Je voulais interroger la part du libre arbitre d'une personne dans une démocratie qui s'effondre. Quand le GNSB [une nouvelle police secrète] frappe à la porte d'Eilish, celle-ci entre dans une sorte de labyrinthe. À partir de ce moment, elle essaie d'agir avec assurance, de résister, de déjouer le destin. Mais l'imprévu poursuit sa route.
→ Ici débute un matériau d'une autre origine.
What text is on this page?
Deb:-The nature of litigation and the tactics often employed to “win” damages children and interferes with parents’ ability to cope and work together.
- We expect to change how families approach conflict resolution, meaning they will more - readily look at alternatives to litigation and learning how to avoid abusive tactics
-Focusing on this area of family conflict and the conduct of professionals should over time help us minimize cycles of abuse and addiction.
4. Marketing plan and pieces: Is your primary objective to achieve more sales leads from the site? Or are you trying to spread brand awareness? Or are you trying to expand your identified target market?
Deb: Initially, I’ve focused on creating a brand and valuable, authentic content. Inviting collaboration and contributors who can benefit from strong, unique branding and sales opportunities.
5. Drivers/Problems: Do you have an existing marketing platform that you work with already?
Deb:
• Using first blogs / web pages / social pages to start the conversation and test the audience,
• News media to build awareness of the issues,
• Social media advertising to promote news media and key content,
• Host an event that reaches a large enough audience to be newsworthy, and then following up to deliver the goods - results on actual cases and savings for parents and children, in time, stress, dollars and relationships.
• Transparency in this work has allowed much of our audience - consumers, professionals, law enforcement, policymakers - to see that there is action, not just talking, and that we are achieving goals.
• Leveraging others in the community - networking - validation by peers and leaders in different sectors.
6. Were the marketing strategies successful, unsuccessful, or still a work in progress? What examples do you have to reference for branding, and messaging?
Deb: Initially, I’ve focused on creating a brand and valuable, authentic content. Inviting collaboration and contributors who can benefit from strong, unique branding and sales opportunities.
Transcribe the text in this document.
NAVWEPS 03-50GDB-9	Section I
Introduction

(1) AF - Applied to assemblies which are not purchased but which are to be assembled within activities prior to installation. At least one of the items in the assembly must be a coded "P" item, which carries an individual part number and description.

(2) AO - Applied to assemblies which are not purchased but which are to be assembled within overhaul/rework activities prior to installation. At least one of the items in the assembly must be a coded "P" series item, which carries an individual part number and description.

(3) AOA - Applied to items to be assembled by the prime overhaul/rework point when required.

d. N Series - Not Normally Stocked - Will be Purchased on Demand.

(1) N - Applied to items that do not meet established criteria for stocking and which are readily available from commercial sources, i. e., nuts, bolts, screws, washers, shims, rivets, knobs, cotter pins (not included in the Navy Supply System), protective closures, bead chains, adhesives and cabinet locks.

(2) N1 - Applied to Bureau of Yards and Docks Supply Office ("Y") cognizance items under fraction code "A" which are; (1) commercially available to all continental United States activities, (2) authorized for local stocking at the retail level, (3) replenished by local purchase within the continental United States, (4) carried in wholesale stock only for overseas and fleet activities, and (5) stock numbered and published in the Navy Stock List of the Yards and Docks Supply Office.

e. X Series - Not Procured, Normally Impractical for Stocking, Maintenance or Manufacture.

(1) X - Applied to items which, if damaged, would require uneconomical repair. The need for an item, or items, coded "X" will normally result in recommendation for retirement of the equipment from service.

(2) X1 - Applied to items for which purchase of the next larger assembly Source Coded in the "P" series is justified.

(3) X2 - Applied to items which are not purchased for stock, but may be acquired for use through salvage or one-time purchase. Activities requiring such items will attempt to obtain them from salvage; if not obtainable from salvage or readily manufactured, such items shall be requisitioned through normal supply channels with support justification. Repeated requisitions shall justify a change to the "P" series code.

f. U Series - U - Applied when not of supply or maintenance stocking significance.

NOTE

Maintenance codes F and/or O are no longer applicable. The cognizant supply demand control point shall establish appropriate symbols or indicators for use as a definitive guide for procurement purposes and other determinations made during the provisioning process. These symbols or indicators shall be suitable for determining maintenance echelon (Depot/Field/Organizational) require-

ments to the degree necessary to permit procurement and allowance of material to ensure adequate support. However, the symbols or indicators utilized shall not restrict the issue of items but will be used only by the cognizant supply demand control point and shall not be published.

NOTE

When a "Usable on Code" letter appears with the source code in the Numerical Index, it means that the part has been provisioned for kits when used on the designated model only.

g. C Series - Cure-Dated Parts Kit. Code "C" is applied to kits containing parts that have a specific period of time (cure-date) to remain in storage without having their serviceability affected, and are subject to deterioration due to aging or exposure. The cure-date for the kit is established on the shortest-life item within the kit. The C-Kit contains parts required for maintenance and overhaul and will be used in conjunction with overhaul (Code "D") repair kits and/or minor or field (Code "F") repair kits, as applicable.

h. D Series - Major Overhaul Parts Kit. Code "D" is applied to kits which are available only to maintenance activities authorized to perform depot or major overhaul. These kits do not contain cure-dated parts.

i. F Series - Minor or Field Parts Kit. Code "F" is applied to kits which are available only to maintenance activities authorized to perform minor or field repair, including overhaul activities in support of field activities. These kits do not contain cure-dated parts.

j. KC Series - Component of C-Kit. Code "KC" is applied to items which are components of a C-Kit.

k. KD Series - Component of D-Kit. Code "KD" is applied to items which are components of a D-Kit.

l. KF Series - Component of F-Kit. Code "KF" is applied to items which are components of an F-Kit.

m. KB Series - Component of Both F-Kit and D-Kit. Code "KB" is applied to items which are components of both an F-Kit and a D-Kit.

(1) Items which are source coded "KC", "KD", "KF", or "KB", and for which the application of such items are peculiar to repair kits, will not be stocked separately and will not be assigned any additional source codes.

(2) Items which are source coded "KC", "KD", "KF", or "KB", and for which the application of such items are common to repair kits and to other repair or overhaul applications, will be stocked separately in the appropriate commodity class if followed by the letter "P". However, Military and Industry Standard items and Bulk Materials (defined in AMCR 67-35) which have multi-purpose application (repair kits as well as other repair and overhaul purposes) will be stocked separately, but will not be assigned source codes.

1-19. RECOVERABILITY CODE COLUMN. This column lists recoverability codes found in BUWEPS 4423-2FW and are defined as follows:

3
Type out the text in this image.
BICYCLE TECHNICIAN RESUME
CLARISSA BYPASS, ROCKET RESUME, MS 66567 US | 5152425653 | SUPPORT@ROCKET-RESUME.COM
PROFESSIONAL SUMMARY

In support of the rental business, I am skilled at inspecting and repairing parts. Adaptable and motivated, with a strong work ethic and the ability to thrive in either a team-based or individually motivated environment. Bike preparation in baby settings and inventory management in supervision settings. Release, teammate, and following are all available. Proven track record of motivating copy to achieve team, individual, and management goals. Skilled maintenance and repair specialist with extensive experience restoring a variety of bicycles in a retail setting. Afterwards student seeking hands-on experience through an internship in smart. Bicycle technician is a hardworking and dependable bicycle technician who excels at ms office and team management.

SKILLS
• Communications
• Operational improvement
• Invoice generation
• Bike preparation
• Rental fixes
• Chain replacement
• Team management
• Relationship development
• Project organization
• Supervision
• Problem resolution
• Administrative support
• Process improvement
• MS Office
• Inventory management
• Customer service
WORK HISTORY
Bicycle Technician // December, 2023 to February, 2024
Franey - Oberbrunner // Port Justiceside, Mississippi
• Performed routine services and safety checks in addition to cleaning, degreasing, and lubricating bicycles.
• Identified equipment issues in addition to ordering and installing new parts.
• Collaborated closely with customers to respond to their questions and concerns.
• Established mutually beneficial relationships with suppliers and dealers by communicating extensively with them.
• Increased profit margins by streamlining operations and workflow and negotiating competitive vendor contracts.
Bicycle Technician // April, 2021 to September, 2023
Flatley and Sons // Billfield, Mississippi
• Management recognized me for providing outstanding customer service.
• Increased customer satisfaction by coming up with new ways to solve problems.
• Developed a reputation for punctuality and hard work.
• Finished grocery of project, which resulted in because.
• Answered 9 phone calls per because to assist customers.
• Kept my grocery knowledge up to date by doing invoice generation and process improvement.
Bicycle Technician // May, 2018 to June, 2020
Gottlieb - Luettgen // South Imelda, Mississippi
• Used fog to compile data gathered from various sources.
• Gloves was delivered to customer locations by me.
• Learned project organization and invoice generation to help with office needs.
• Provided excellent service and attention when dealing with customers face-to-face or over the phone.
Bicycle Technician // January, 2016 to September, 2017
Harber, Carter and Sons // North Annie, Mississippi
Le roman pose une question à laquelle nous pensons tous avoir répondu, mais en réalité non : sauriez-vous quand il est temps de partir, avant qu'il ne soit trop tard ? Nous sommes tous tant enfoncés dans la complexité de nos vies, dans notre quotidien, que la réponse n'est jamais évidente. Et nous nous accrochons à l'idée que nous saurons lire les signes. Ce livre cherche à démontrer ce problème. La vérité est toujours la chose la plus difficile à saisir.